The scientific goals and discovery potential of the experiments will only be realized if efficient worldwide access to the data is made possible. Particle physicists are thus engaged in large national and international projects that address this massive data challenge, with special emphasis on distributed data access. There is an acute awareness that the ability to analyze data has not kept up with its increased flow. The traditional approach of extracting data subsets across the Internet, storing them locally, and processing them with home-brewed tools has reached its limits. Something drastically different is required. Indeed, without new modes of data access and of remote collaboration we will not be able to effectively “mine” the intellectual resources represented in our distributed collaborations. Thus the projects we are working on explore and implement new ideas in this area that until now have only been discussed in a theoretical context. These ground-breaking projects include:

· Globally Interconnected Object Databases (Caltech/CERN/HP funded)[1]

· The Particle Physics Data Grid (DoE/NGI funded)[2]

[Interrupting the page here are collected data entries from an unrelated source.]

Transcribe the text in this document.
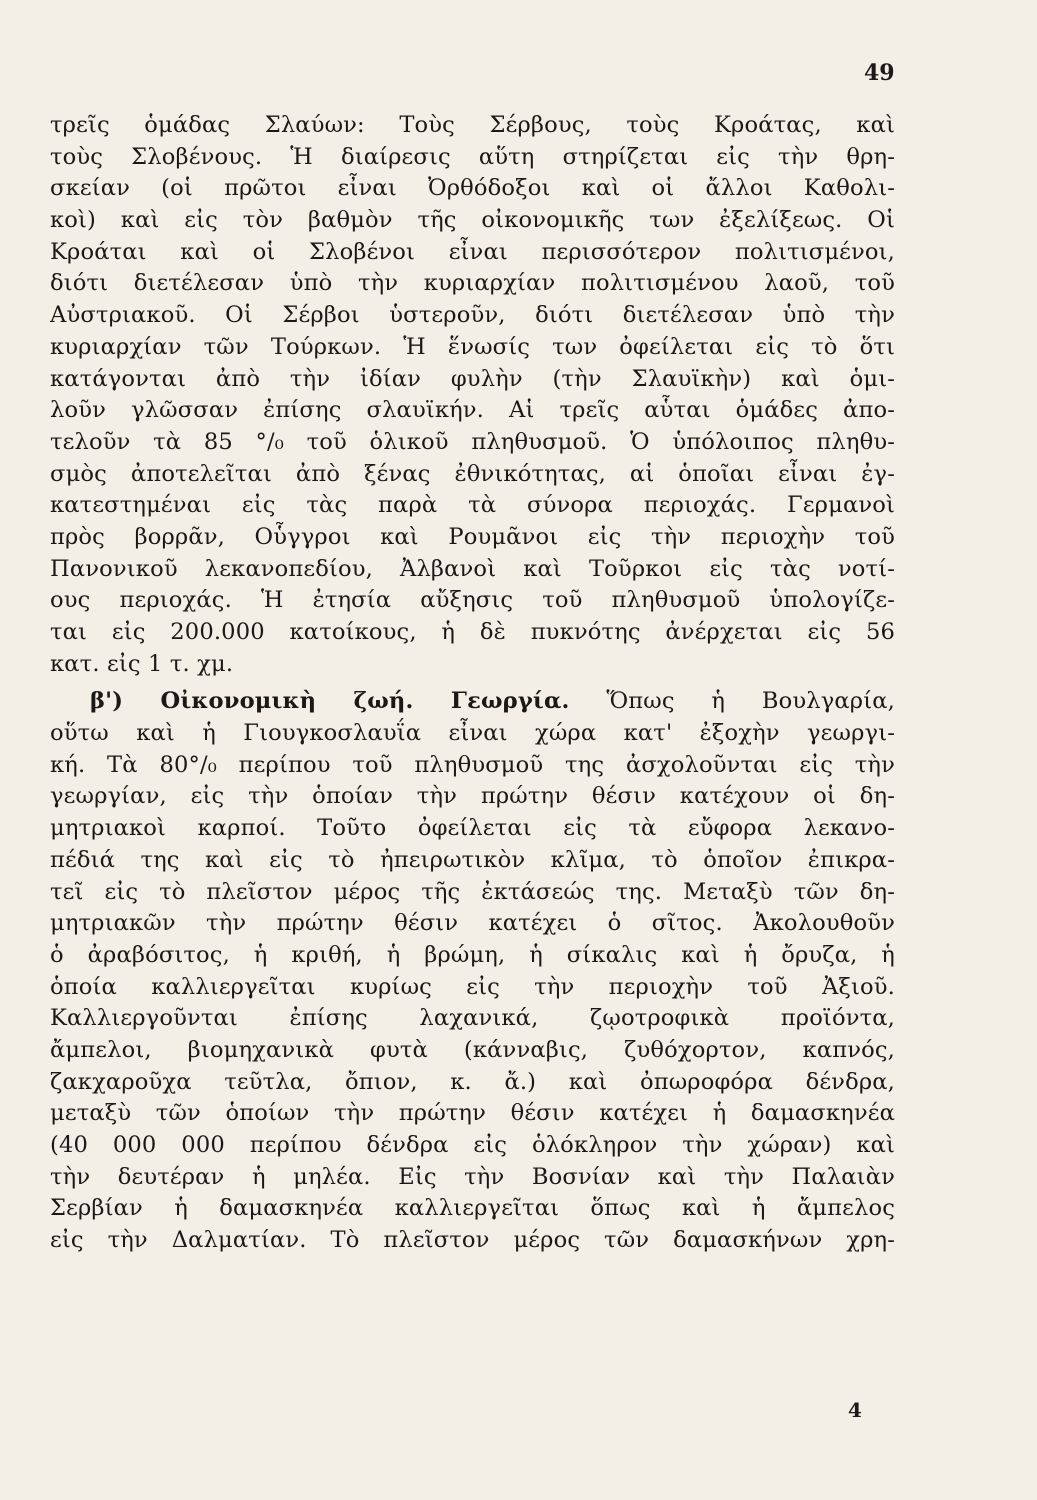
49
τρεῖς ὁμάδας Σλαύων: Τοὺς Σέρβους, τοὺς Κροάτας, καὶ
τοὺς Σλοβένους. Ἡ διαίρεσις αὕτη στηρίζεται εἰς τὴν θρη-
σκείαν (οἱ πρῶτοι εἶναι Ὀρθόδοξοι καὶ οἱ ἄλλοι Καθολι-
κοὶ) καὶ εἰς τὸν βαθμὸν τῆς οἰκονομικῆς των ἐξελίξεως. Οἱ
Κροάται καὶ οἱ Σλοβένοι εἶναι περισσότερον πολιτισμένοι,
διότι διετέλεσαν ὑπὸ τὴν κυριαρχίαν πολιτισμένου λαοῦ, τοῦ
Αὐστριακοῦ. Οἱ Σέρβοι ὑστεροῦν, διότι διετέλεσαν ὑπὸ τὴν
κυριαρχίαν τῶν Τούρκων. Ἡ ἕνωσίς των ὀφείλεται εἰς τὸ ὅτι
κατάγονται ἀπὸ τὴν ἰδίαν φυλὴν (τὴν Σλαυϊκὴν) καὶ ὁμι-
λοῦν γλῶσσαν ἐπίσης σλαυϊκήν. Αἱ τρεῖς αὗται ὁμάδες ἀπο-
τελοῦν τὰ 85 °/₀ τοῦ ὁλικοῦ πληθυσμοῦ. Ὁ ὑπόλοιπος πληθυ-
σμὸς ἀποτελεῖται ἀπὸ ξένας ἐθνικότητας, αἱ ὁποῖαι εἶναι ἐγ-
κατεστημέναι εἰς τὰς παρὰ τὰ σύνορα περιοχάς. Γερμανοὶ
πρὸς βορρᾶν, Οὗγγροι καὶ Ρουμᾶνοι εἰς τὴν περιοχὴν τοῦ
Πανονικοῦ λεκανοπεδίου, Ἀλβανοὶ καὶ Τοῦρκοι εἰς τὰς νοτί-
ους περιοχάς. Ἡ ἐτησία αὔξησις τοῦ πληθυσμοῦ ὑπολογίζε-
ται εἰς 200.000 κατοίκους, ἡ δὲ πυκνότης ἀνέρχεται εἰς 56
κατ. εἰς 1 τ. χμ.
β') Οἰκονομικὴ ζωή. Γεωργία. Ὅπως ἡ Βουλγαρία,
οὕτω καὶ ἡ Γιουγκοσλαυΐα εἶναι χώρα κατ' ἐξοχὴν γεωργι-
κή. Τὰ 80°/₀ περίπου τοῦ πληθυσμοῦ της ἀσχολοῦνται εἰς τὴν
γεωργίαν, εἰς τὴν ὁποίαν τὴν πρώτην θέσιν κατέχουν οἱ δη-
μητριακοὶ καρποί. Τοῦτο ὀφείλεται εἰς τὰ εὔφορα λεκανο-
πέδιά της καὶ εἰς τὸ ἠπειρωτικὸν κλῖμα, τὸ ὁποῖον ἐπικρα-
τεῖ εἰς τὸ πλεῖστον μέρος τῆς ἐκτάσεώς της. Μεταξὺ τῶν δη-
μητριακῶν τὴν πρώτην θέσιν κατέχει ὁ σῖτος. Ἀκολουθοῦν
ὁ ἀραβόσιτος, ἡ κριθή, ἡ βρώμη, ἡ σίκαλις καὶ ἡ ὄρυζα, ἡ
ὁποία καλλιεργεῖται κυρίως εἰς τὴν περιοχὴν τοῦ Ἀξιοῦ.
Καλλιεργοῦνται ἐπίσης λαχανικά, ζῳοτροφικὰ προϊόντα,
ἄμπελοι, βιομηχανικὰ φυτὰ (κάνναβις, ζυθόχορτον, καπνός,
ζακχαροῦχα τεῦτλα, ὄπιον, κ. ἄ.) καὶ ὀπωροφόρα δένδρα,
μεταξὺ τῶν ὁποίων τὴν πρώτην θέσιν κατέχει ἡ δαμασκηνέα
(40 000 000 περίπου δένδρα εἰς ὁλόκληρον τὴν χώραν) καὶ
τὴν δευτέραν ἡ μηλέα. Εἰς τὴν Βοσνίαν καὶ τὴν Παλαιὰν
Σερβίαν ἡ δαμασκηνέα καλλιεργεῖται ὅπως καὶ ἡ ἄμπελος
εἰς τὴν Δαλματίαν. Τὸ πλεῖστον μέρος τῶν δαμασκήνων χρη-
4
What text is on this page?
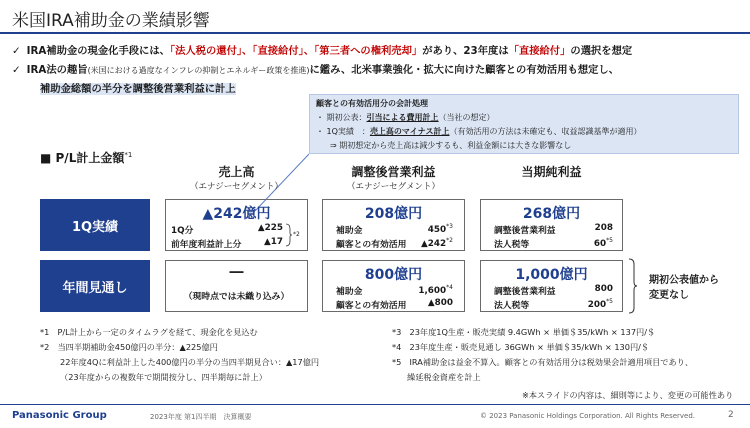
米国IRA補助金の業績影響
✓ IRA補助金の現金化手段には、「法人税の還付」、「直接給付」、「第三者への権利売却」があり、23年度は「直接給付」の選択を想定
✓ IRA法の趣旨(米国における過度なインフレの抑制とエネルギー政策を推進)に鑑み、北米事業強化・拡大に向けた顧客との有効活用も想定し、
補助金総額の半分を調整後営業利益に計上
顧客との有効活用分の会計処理
・ 期初公表：引当による費用計上（当社の想定）
・ 1Q実績　：売上高のマイナス計上（有効活用の方法は未確定も、収益認識基準が適用）
⇒ 期初想定から売上高は減少するも、利益金額には大きな影響なし
■ P/L計上金額$^{*1}$
売上高
（エナジーセグメント）
調整後営業利益
（エナジーセグメント）
当期純利益
1Q実績
年間見通し
▲242億円
1Q分	▲225
前年度利益計上分	▲17
*2
208億円
補助金	450$^{*3}$
顧客との有効活用	▲242$^{*2}$
268億円
調整後営業利益	208
法人税等	60$^{*5}$
―
（現時点では未織り込み）
800億円
補助金	1,600$^{*4}$
顧客との有効活用	▲800
1,000億円
調整後営業利益	800
法人税等	200$^{*5}$
期初公表値から
変更なし
*1　P/L計上から一定のタイムラグを経て、現金化を見込む
*2　当四半期補助金450億円の半分：▲225億円
22年度4Qに利益計上した400億円の半分の当四半期見合い：▲17億円
（23年度からの複数年で期間按分し、四半期毎に計上）
*3　23年度1Q生産・販売実績 9.4GWh × 単価＄35/kWh × 137円/＄
*4　23年度生産・販売見通し 36GWh × 単価＄35/kWh × 130円/＄
*5　IRA補助金は益金不算入。顧客との有効活用分は税効果会計適用項目であり、
繰延税金資産を計上
※本スライドの内容は、細則等により、変更の可能性あり
Panasonic Group	2023年度 第1四半期　決算概要	© 2023 Panasonic Holdings Corporation. All Rights Reserved.	2
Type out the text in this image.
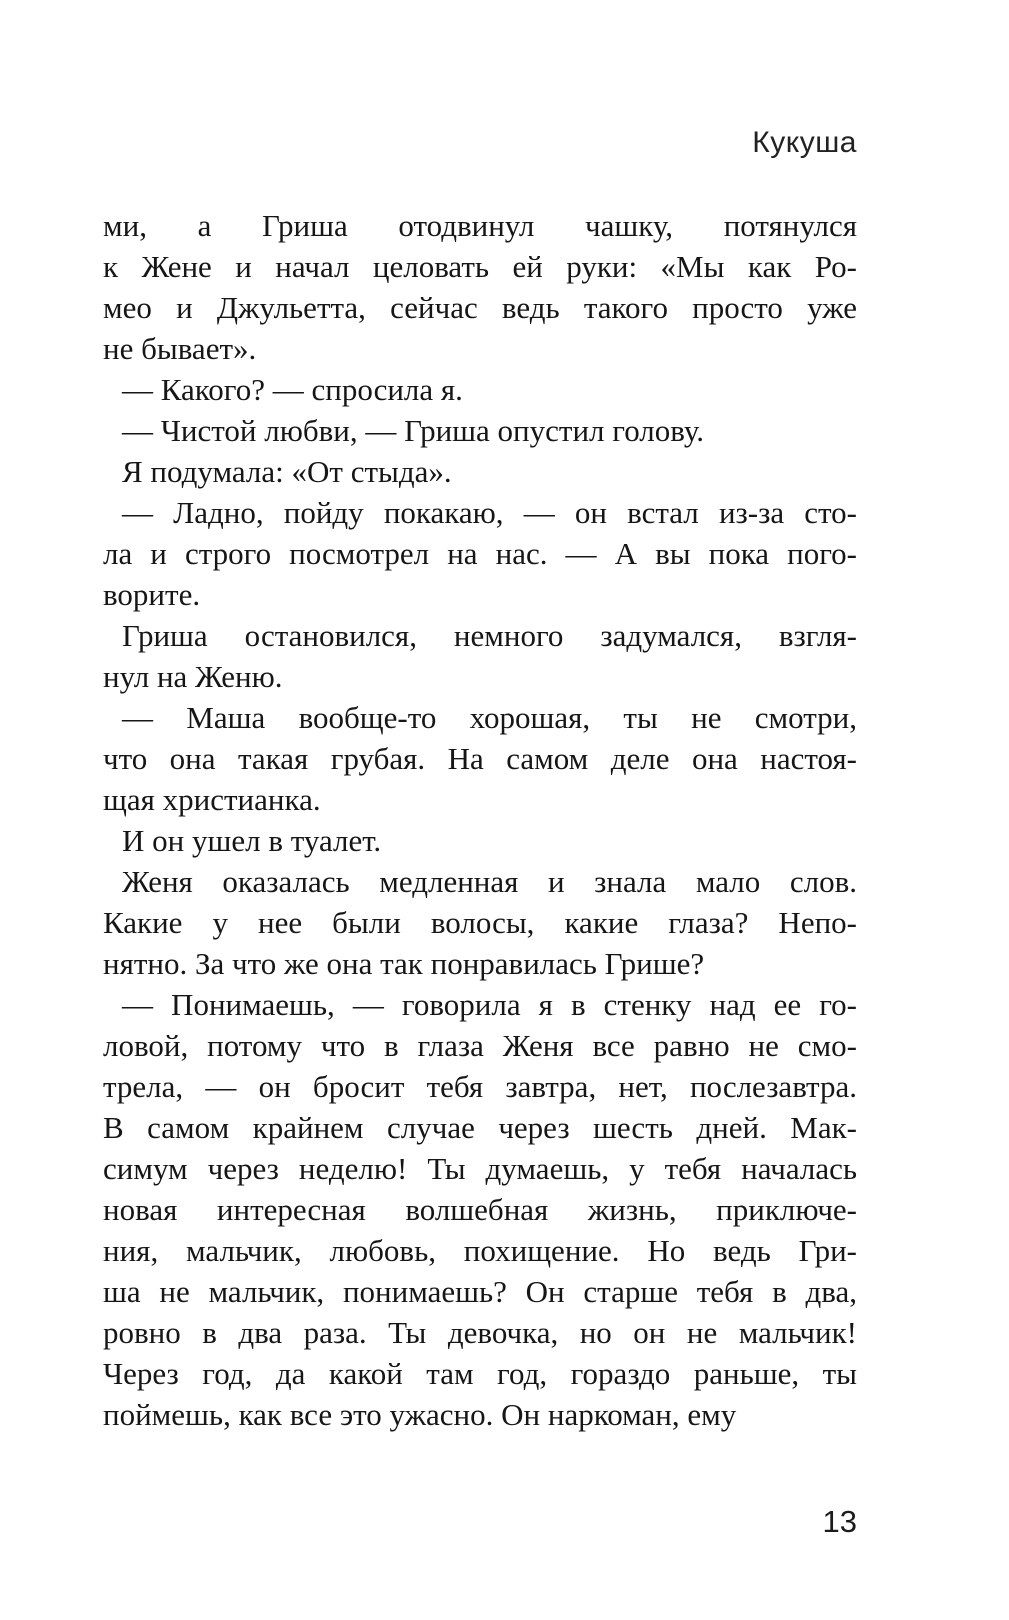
Кукуша
ми, а Гриша отодвинул чашку, потянулся
к Жене и начал целовать ей руки: «Мы как Ро-
мео и Джульетта, сейчас ведь такого просто уже
не бывает».
— Какого? — спросила я.
— Чистой любви, — Гриша опустил голову.
Я подумала: «От стыда».
— Ладно, пойду покакаю, — он встал из-за сто-
ла и строго посмотрел на нас. — А вы пока пого-
ворите.
Гриша остановился, немного задумался, взгля-
нул на Женю.
— Маша вообще-то хорошая, ты не смотри,
что она такая грубая. На самом деле она настоя-
щая христианка.
И он ушел в туалет.
Женя оказалась медленная и знала мало слов.
Какие у нее были волосы, какие глаза? Непо-
нятно. За что же она так понравилась Грише?
— Понимаешь, — говорила я в стенку над ее го-
ловой, потому что в глаза Женя все равно не смо-
трела, — он бросит тебя завтра, нет, послезавтра.
В самом крайнем случае через шесть дней. Мак-
симум через неделю! Ты думаешь, у тебя началась
новая интересная волшебная жизнь, приключе-
ния, мальчик, любовь, похищение. Но ведь Гри-
ша не мальчик, понимаешь? Он старше тебя в два,
ровно в два раза. Ты девочка, но он не мальчик!
Через год, да какой там год, гораздо раньше, ты
поймешь, как все это ужасно. Он наркоман, ему
13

· Models Of Networked Analysis at Regional Centres (CERN funded)[3]

· Accessing Large Data Archives in Astronomy and Particle Physics (NSF/KDI funded)[4]

To be as realistic as possible, the projects make use of large existing data sets from high energy and nuclear physics experiments. They will help to answer some important questions that include:

· How are we going to integrate the querying algorithms and other tools to speed up access to the distributed data?

· How are we going to cluster the data optimally for fast access?

· How can we optimize the clustering and querying of data distributed across continents?

· What dynamical re-clustering strategies should be used?

· How do we compromise between fully ordered (sequential) organization, and totally “anarchic”, random arrangements of the data?

The use of OO languages and Object persistency is fundamental in our current thinking: these technologies allow us to define, implement and store the physics objects and inter-relationships that we deal with. We can then express the highly complicated queries on the object store in order to extract the events and features of interest.

These research directions will very likely be taken up in other branches of science, and in large corporations: the ability to rapidly mine scientific data, and the use of smart query engines will be a fundamental part of daily research and education in the 21^st century.